Isso nos leva a outro problema: o desinteresse da maior parte do corpo docente pela resolução urgente do problema da corrupção nos concursos, não apenas porque se submeter a tal processo fez parte da ascensão profissional do próprio professor e, assim, ele tende a “naturalizar” sua adoção, mas porque confrontar tal sistema significaria entrar em conflito com o
establishment acadêmico e com os demais colegas, cujas fichas já estão jogadas para os próximos concursos.
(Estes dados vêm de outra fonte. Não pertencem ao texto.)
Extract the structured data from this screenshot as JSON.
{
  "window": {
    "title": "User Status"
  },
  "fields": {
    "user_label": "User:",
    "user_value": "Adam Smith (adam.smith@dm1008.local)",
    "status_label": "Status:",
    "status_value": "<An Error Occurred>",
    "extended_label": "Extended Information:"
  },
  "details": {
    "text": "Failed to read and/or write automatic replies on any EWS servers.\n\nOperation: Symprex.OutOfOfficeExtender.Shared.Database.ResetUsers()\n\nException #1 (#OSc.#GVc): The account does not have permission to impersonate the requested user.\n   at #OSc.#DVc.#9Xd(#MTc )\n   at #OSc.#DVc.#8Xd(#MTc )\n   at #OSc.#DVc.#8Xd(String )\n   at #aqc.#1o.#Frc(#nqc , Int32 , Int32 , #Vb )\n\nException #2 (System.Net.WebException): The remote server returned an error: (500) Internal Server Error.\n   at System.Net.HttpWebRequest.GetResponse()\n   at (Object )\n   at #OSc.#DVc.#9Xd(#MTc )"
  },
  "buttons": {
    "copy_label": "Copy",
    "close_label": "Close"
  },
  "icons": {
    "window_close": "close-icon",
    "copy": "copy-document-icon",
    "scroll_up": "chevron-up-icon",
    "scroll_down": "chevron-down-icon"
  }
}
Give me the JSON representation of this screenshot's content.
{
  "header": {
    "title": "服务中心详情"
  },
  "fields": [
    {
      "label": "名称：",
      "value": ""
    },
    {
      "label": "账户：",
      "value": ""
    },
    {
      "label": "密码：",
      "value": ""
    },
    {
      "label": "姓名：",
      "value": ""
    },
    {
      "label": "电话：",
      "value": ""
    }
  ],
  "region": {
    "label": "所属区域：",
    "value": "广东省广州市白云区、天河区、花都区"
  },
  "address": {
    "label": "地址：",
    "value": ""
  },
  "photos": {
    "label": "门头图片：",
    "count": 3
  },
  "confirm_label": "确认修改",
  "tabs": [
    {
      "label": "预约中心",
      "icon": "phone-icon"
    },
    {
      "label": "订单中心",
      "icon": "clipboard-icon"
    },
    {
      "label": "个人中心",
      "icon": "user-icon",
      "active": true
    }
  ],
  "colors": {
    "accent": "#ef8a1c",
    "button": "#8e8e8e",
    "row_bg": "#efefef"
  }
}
Outro dado complicador é que os alunos são, de ordinário, mantidos mais ou menos apartados do processo e os pós-graduandos – talvez os mais capacitados para funcionar como contrapeso moralizante –, cientes do funcionamento de tais esquemas, estão por demais submetidos ao jugo dos donos dos feudos acadêmicos, e temem, justificadamente, por seu futuro na universidade.
Propostas
O que fazer ante tal situação? Vou elencar 4 sugestões, da mais comezinha e inexplicavelmente ainda não adotada às de mais difícil implementação. Ficaria contente se os leitores utilizassem a caixa de comentários para sugerir outras:
- Criação de uma espécie de Corregedoria do MEC dedicada exclusivamente a supervisionar concursos, desde sua elaboração, passando por sua aplicação e pela investigação de denúncias acerca dos resultados, com garantia de sigilo para o denunciante;
- Obrigatoriedade de que as provas de aula didática de todos os candidatos sejam gravadas em vídeo, com captação de som;
- Divulgação pública de todos os documentos relativos aos concursos;
- Criação, a médio prazo, de uma nova sistemática de concursos, federalizada, em que a classificação nacional dos candidatos por área e sub-área determinasse a ordem de escolha: a universidade em que querem lecionar seria escolhida obedececendo à classificação.
Estou plenamente ciente de que esta última proposta fere a autonomia de cada universidade. Mas, em nome do fim da vergonhosa corrupção nos concursos públicos, considero que está mais do que na hora de questionar esse privilégio imerecido e mal utilizado, que funciona como cobertura para procedimentos eticamente inaceitáveis.